In honor of the album’s 50th anniversary, the ensemble stretched the running time of the original release–45 minutes–with jazz-inflected readings of the seven songs that eclipsed, in total, the 90-minute mark during a first set that started sharply at 8 p.m. – as advertised.  With the main vocal melodies being interpreted instrumentally, Kimock, Rodgers, and Johnson shared equally in that task; as well as dividing up the vast array of soloing with Kimock shifting between electric guitar and pedal steel; Rodgers alternating between banjo and guitar; and Johnson playing a variety of basses including stand-up, acoustic, electric, and his famed Chapman Stick. 

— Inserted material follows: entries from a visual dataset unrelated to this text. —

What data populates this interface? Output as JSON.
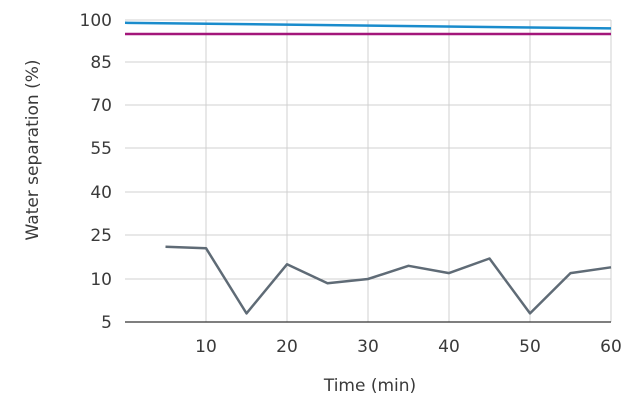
{
  "chart_data": {
    "type": "line",
    "xlabel": "Time (min)",
    "ylabel": "Water separation (%)",
    "xlim": [
      0,
      60
    ],
    "ylim": [
      5,
      100
    ],
    "x_ticks": [
      10,
      20,
      30,
      40,
      50,
      60
    ],
    "y_ticks": [
      5,
      10,
      25,
      40,
      55,
      70,
      85,
      100
    ],
    "grid": "vertical",
    "legend": "none",
    "series": [
      {
        "color": "#1a8ccc",
        "x": [
          0,
          60
        ],
        "y": [
          99,
          97
        ]
      },
      {
        "color": "#a3167a",
        "x": [
          0,
          60
        ],
        "y": [
          95,
          95
        ]
      },
      {
        "color": "#5f6b76",
        "x": [
          5,
          10,
          15,
          20,
          25,
          30,
          35,
          40,
          45,
          50,
          55,
          60
        ],
        "y": [
          21,
          20.5,
          6,
          15,
          9.5,
          10,
          14.5,
          12,
          17,
          6,
          12,
          14
        ]
      }
    ]
  }
}
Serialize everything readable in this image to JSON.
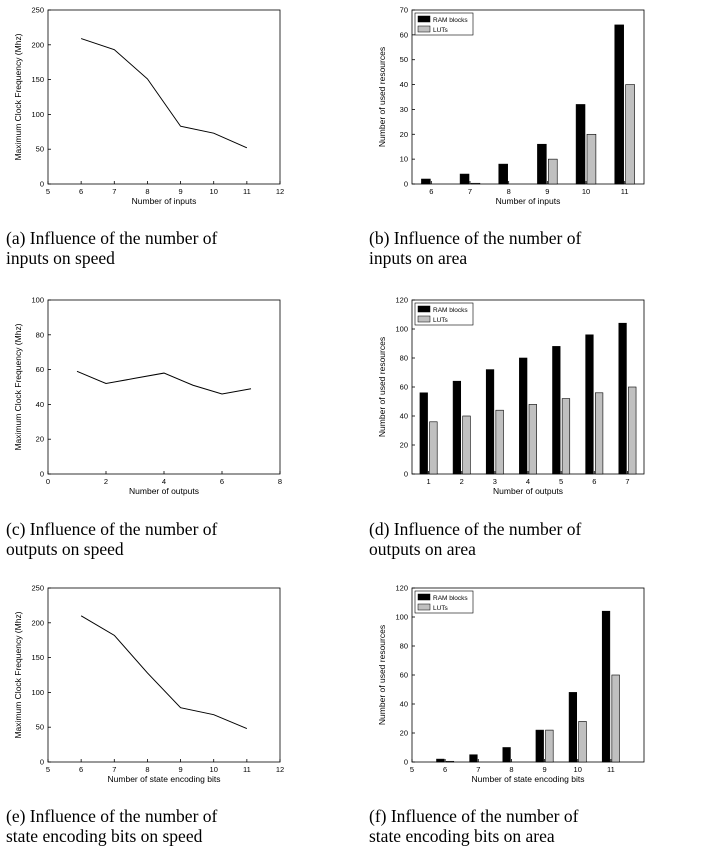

After a brief 15-minute intermission, the four returned for an hour-long set of the Grateful Dead’s catalog classics, beginning with a Rodgers-led “China Doll,” then into a familiar trilogy–“Help On The Way” > “Slipknot” > “Franklin’s Tower,” with the near-capacity crowd singing, impromptu, the indelible chorus–“roll away the dew”–on the outro of the latter. 

Next, Johnson captained a surging “Estimated Prophet” that found a segue into an extended and spaced-out “Dark Star.” Despite an audience stomping the hardwood for one more song, the two-and-a-half-hour appearance and the return of Jazz Is Dead had come to a close. 

Their month-long tour continues with four more shows in California before turning east.